Il candidato sindaco del centrosinistra, Alessandro Di Giacinto, aveva dichiarato da circa un anno di voler chiudere con l’esperienza amministrativa e questo “ripescaggio” ha sorpreso qualcuno.
«Ritengo grave – prosegue la Galiffa – il fatto che il mio nome non sia stato affatto preso in considerazione da Pepe ed ancor più grave il non voler ricorrere alle primarie che avrebbero permesso democraticamente ai cittadini di scegliere il proprio candidato sindaco».

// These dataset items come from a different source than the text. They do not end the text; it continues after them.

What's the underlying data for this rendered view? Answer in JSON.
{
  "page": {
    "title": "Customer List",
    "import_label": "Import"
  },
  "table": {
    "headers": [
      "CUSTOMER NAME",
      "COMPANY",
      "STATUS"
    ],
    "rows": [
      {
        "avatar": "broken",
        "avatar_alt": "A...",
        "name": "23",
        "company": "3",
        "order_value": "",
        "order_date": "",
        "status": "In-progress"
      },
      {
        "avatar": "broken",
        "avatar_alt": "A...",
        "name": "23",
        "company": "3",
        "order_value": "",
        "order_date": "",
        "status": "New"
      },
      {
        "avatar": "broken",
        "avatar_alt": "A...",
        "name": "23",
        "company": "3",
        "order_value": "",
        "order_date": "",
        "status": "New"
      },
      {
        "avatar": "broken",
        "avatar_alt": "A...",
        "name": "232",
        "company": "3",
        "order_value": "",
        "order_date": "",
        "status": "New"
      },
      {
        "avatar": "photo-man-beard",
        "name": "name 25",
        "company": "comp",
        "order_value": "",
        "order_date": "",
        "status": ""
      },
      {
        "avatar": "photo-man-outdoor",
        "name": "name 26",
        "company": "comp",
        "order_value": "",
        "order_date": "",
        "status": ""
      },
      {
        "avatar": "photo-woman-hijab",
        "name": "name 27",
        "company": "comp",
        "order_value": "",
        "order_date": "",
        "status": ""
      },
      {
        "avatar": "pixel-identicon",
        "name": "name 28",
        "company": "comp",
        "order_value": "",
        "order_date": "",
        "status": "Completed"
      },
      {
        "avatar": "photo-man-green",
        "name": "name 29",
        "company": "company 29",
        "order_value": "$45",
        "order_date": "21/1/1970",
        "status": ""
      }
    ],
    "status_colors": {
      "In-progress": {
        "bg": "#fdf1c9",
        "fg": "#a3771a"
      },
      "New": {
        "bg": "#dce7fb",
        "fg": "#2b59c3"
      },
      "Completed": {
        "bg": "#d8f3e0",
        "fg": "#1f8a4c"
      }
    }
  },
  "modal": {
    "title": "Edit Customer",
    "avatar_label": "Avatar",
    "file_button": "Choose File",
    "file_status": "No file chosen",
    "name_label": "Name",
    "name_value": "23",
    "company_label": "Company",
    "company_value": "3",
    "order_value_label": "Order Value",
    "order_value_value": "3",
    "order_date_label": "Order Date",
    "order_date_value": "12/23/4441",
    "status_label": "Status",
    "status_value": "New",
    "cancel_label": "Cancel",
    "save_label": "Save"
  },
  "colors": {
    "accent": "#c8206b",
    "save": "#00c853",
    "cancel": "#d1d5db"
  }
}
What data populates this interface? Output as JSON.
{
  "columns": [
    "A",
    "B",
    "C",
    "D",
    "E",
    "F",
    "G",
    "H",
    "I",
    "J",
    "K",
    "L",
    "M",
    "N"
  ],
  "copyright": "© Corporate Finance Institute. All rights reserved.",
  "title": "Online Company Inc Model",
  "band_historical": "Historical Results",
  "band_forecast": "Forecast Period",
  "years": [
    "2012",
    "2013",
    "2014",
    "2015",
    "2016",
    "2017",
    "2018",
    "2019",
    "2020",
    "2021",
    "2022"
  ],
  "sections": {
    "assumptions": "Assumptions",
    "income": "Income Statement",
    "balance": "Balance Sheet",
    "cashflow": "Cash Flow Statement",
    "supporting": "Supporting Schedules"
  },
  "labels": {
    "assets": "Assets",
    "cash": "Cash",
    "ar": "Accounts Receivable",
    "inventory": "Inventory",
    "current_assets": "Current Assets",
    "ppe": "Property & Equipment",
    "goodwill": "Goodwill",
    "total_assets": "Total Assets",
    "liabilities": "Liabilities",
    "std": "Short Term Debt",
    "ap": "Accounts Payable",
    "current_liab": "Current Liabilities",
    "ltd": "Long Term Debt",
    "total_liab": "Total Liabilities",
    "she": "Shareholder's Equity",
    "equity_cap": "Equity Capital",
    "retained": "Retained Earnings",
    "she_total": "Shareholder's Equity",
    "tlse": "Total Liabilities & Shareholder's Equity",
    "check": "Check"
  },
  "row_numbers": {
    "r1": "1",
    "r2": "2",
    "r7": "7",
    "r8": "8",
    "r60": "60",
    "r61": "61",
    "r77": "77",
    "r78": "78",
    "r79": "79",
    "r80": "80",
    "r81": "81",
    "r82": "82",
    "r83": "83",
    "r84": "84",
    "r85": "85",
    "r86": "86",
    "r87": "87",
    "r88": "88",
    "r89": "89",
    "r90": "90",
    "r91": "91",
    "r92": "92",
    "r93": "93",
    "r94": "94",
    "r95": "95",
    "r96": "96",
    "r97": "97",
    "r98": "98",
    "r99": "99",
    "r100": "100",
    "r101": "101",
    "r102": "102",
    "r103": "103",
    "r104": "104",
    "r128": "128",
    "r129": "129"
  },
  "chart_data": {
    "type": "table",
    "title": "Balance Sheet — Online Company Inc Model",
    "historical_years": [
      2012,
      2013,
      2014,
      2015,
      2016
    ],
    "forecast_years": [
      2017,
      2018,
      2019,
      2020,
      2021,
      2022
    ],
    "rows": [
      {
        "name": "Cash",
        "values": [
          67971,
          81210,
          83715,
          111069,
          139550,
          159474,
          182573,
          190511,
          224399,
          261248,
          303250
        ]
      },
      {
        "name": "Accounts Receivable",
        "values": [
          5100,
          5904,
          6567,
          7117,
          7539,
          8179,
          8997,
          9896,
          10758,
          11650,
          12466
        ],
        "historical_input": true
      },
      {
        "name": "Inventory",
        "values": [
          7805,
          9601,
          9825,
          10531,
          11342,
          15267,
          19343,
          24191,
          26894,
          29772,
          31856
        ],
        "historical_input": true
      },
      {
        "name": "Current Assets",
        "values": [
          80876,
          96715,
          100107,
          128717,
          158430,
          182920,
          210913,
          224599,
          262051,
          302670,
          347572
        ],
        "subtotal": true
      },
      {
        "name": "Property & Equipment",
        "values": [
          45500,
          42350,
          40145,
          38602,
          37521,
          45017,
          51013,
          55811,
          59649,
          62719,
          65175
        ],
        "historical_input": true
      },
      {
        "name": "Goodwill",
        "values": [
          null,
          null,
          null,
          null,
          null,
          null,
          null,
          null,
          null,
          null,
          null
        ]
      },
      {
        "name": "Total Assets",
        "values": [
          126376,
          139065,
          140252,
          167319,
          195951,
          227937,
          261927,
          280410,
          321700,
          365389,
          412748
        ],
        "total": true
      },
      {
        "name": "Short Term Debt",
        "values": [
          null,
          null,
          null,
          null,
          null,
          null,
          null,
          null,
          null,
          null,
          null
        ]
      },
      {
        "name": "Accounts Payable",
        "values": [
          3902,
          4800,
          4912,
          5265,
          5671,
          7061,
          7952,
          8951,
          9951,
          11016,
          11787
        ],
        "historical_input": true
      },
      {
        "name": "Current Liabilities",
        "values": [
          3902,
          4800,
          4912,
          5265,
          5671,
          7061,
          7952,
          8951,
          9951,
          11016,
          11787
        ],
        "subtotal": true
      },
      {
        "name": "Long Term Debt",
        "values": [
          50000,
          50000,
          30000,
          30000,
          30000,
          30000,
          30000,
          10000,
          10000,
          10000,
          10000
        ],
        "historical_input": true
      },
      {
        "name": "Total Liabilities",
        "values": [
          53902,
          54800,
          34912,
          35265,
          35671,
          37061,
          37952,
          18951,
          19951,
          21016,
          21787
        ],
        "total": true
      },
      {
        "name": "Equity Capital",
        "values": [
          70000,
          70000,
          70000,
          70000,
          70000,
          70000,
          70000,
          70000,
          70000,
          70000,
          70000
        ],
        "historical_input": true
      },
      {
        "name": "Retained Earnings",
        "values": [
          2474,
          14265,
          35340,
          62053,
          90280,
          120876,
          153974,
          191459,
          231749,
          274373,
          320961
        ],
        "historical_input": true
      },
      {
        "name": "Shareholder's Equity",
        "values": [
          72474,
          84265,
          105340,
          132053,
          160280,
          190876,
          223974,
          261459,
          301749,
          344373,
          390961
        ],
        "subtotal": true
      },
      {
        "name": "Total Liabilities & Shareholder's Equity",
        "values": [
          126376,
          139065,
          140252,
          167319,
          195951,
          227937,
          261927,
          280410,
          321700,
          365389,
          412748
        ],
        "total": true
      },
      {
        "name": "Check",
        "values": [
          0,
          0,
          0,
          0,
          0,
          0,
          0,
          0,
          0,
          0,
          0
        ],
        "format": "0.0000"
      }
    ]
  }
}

Pepe, a differenza del suo riferimento nazionale Renzi, che al Parlamento Europeo ha candidato cinque donne capolista, dopo due giunte composte da solo assessori uomini, «ha nuovamente occultato il tema delle pari opportunità togliendo ai toranesi la possibilità di avere per la prima volta un candidato sindaco donna», denuncia la consigliera uscente. «Si è capito che il regista di questa azione politica è stato il sindaco uscente nonché candidato consigliere regionale Pd e il suo rifiuto personale nei miei confronti, che è stato superiore al senso di valutazione obiettiva che in questa fase doveva essere equa verso tutti gli amministratori uscenti»..
A questa politica la Galiffa non ci sta e conclude: «E’ tempo di lavorare per una politica alta, nobile che rimetta al centro, oltre al cittadino, anche e soprattutto il merito e la preparazione culturale personale al fine di formare una ottimale classe politica futura anche a Torano Nuovo».